How does misophonia appear in children and young people?
Professor Eric Storch was one of the first researchers from a psychology background to publish scientific papers on misophonia. The papers he co-authored gave us insight into the role of anxiety in misophonia and paved the way for developing potential treatments for young people whose mental health is impacted by misophonia.
Prof. Storch’s current misophonia research, funded in the first round of the Misophonia Research Fund, will focus again on children and young people, much to the relief of misophonia parents everywhere.
His team will be using the National Institute of Mental Health (NIMH) Research Domain Criteria (RDoC) to try and make sense of misophonia. The RDoC is a way of understanding mental health by looking at a range of dimensions (e.g. emotional, social) of children’s development and trying to understand how different experiences and environments might contribute to atypical development. Some examples in misophonia might include the dimensions related to feeling a sense of potential threat (this noise is a sign of some kind of danger) and feeling in control of your own body and actions (I wasn’t myself when I snatched that food from my sister’s hand).

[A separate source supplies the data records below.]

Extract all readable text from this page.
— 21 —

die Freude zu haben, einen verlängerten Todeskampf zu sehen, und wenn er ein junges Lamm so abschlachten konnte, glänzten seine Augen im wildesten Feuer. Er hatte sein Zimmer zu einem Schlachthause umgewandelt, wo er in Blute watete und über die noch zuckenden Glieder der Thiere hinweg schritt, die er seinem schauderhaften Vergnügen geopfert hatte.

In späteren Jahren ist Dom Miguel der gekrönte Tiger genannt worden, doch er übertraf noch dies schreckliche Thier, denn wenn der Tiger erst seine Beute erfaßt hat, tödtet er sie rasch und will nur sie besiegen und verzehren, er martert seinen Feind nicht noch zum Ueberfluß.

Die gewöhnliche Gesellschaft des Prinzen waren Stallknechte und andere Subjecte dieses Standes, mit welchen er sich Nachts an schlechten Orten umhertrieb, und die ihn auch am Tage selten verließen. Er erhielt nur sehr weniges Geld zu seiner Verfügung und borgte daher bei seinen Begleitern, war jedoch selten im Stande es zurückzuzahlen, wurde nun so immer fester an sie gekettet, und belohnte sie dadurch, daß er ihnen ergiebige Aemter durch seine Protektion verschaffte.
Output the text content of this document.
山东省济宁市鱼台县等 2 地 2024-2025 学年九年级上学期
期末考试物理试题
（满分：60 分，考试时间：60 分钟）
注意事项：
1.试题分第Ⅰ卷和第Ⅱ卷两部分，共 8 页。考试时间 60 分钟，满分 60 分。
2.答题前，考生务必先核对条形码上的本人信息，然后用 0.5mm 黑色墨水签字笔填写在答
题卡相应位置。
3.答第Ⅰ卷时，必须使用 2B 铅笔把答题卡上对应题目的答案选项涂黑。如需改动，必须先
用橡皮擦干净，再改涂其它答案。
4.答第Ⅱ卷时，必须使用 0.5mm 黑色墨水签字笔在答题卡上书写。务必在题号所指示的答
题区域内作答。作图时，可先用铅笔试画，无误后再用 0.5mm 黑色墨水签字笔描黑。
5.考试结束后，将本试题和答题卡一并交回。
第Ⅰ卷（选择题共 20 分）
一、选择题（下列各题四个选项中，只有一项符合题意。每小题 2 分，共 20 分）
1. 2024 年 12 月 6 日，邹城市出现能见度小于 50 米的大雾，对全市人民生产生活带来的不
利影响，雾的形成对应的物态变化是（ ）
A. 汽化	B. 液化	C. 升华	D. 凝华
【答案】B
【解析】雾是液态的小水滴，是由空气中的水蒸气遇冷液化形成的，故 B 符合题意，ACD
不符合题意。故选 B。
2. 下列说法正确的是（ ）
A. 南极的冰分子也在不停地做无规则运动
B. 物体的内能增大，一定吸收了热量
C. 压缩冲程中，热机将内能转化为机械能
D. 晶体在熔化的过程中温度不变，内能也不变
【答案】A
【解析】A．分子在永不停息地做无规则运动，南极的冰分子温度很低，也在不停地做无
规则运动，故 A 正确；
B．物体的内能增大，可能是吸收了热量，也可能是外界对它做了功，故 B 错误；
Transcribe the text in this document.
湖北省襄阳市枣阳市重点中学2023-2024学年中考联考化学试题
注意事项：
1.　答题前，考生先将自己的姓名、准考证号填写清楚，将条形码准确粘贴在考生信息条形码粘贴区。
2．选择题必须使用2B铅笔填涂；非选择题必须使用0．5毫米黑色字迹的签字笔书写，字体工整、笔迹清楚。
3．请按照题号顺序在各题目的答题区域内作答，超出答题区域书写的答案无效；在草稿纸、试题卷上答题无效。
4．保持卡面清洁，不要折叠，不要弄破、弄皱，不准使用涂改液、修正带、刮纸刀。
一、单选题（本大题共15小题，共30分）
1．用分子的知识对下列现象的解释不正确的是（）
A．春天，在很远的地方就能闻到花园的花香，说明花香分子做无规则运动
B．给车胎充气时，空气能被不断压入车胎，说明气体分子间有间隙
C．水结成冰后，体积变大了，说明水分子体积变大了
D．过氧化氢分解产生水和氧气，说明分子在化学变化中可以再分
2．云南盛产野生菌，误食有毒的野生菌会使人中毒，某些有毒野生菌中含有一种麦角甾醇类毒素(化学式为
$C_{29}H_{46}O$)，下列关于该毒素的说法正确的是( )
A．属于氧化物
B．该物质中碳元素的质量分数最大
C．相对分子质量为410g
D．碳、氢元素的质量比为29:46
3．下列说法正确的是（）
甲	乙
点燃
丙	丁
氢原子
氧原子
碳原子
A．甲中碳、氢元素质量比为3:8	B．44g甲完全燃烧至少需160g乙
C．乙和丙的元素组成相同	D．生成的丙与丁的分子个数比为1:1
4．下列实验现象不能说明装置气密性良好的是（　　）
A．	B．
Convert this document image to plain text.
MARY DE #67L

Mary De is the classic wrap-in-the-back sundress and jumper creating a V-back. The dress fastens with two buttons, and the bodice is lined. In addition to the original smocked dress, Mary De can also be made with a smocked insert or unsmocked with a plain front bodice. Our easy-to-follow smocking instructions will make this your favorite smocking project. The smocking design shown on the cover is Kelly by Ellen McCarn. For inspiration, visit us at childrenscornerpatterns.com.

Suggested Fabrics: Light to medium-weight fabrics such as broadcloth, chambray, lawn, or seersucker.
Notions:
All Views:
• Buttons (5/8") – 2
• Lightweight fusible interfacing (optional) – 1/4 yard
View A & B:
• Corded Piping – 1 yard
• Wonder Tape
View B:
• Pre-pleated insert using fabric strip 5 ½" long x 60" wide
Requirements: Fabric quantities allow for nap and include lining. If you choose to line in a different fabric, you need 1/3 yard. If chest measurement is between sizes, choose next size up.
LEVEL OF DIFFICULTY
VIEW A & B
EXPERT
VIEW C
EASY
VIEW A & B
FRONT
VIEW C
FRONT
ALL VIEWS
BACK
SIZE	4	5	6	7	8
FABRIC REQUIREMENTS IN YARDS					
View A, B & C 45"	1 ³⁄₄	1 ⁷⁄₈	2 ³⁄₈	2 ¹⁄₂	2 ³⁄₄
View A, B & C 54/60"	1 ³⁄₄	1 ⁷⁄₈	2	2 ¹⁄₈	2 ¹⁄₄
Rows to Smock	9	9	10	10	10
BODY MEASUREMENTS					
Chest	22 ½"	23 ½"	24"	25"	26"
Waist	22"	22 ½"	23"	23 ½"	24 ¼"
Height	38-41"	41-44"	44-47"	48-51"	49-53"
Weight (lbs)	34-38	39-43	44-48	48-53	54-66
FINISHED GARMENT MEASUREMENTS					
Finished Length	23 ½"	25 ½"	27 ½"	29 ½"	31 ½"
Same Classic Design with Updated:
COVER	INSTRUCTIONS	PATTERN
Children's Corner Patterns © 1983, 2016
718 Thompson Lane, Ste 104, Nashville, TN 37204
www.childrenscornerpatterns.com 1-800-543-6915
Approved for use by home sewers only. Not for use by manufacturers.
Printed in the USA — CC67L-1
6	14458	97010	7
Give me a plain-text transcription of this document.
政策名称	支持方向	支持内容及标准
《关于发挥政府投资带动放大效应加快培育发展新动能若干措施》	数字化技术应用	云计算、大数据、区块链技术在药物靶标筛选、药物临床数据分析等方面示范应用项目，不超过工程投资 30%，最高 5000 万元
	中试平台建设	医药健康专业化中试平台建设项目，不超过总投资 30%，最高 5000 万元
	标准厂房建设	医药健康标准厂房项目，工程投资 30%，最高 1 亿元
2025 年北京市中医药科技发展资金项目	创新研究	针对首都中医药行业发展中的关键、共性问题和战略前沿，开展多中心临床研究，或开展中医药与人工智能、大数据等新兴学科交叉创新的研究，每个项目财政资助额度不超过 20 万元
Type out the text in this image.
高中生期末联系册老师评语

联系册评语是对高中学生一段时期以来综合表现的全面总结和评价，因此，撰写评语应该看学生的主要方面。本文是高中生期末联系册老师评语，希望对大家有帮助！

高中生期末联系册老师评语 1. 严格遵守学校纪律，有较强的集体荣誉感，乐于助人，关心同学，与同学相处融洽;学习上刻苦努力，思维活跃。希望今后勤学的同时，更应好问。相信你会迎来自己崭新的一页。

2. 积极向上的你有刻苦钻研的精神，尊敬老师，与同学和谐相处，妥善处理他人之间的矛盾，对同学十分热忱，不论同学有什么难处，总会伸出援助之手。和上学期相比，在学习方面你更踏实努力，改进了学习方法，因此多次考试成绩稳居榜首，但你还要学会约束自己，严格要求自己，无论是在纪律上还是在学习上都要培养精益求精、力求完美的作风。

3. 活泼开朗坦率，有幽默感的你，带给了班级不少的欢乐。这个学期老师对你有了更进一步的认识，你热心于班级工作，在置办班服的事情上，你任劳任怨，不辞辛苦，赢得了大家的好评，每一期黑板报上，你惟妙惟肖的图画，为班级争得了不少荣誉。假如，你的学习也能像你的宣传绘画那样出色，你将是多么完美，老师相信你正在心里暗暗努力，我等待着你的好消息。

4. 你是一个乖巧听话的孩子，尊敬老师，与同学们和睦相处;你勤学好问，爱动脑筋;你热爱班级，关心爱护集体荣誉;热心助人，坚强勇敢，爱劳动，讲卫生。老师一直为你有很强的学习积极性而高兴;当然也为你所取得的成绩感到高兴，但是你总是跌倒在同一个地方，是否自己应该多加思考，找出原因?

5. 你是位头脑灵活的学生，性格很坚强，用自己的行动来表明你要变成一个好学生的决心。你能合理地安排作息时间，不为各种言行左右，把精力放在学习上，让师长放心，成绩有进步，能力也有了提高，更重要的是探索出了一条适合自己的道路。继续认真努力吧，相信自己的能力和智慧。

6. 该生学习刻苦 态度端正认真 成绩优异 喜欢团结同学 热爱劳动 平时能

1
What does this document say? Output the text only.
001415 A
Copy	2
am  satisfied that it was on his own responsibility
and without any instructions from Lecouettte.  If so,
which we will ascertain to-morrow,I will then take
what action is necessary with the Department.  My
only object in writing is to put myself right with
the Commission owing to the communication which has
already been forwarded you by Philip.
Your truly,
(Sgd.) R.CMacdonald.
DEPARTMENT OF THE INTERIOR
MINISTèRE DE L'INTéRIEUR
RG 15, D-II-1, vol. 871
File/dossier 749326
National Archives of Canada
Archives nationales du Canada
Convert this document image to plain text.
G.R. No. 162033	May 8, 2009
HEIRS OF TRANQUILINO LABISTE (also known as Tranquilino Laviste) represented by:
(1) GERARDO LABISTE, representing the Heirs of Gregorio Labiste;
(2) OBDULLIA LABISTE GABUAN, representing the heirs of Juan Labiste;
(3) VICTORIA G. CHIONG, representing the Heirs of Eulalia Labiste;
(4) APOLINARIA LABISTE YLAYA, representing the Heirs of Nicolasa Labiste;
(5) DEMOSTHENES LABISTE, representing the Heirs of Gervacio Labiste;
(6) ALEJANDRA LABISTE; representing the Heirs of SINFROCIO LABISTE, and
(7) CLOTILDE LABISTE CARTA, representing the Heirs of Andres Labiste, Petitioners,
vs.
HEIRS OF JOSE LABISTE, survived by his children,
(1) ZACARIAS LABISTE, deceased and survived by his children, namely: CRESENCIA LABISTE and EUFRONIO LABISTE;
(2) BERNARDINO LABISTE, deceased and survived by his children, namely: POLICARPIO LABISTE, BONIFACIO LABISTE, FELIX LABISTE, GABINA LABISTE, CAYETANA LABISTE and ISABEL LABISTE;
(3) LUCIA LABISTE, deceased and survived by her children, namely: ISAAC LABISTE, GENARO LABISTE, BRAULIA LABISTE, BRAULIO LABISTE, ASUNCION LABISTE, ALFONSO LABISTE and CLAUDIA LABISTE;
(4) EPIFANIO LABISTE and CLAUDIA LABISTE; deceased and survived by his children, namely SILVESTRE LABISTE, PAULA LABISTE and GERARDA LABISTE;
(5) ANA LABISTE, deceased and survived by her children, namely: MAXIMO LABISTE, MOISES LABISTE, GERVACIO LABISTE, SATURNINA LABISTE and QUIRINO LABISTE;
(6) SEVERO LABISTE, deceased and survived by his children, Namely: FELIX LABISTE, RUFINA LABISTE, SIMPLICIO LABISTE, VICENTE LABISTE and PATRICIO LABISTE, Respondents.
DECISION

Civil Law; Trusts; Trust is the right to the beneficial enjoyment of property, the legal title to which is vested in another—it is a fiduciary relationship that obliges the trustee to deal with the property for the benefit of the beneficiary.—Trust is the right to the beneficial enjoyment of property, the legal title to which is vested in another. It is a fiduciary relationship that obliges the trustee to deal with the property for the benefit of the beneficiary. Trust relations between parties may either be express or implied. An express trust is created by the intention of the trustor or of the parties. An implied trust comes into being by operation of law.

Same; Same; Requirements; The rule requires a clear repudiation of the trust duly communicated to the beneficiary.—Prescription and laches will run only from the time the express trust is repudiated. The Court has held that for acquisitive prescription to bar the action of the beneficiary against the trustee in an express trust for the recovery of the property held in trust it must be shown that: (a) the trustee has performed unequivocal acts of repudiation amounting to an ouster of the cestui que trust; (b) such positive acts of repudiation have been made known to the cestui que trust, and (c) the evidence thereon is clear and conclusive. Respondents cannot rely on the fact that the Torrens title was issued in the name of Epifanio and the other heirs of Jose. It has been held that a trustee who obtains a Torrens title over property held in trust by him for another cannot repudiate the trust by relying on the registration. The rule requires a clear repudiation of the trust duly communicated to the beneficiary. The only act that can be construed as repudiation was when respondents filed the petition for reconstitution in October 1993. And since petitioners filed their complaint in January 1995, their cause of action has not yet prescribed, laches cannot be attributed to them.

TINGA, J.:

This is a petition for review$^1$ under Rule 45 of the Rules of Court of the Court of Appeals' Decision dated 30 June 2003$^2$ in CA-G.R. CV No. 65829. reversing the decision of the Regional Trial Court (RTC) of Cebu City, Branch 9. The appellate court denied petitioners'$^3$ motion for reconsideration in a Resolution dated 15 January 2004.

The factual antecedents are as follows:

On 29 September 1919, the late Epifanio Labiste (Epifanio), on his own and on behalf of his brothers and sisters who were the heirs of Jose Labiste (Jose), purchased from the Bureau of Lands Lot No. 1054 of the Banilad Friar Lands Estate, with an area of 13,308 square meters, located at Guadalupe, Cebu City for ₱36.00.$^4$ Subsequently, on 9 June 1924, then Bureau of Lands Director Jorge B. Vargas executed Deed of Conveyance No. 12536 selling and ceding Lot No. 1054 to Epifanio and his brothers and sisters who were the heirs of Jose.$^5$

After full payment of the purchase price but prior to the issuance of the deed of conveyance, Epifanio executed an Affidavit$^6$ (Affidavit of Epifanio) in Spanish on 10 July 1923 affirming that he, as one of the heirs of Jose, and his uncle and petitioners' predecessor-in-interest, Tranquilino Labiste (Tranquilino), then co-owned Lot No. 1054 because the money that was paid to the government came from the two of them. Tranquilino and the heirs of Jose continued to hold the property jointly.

Project title: Deep Phenotypic Characterization of Misophonia in Children and Adolescents
Main researcher: Prof. Eric Storch, Baylor College of Medicine
Funding: Misophonia Research Fund 2019, from the REAM Foundation
Time frame: project currently underway, ending June 2022
“A comprehensive approach to understanding how misophonia presents in children and adolescents within the framework of NIMH’s Research Domain Criteria, focusing on the assessment of psychopathology through the underlying processes that contribute to differences.”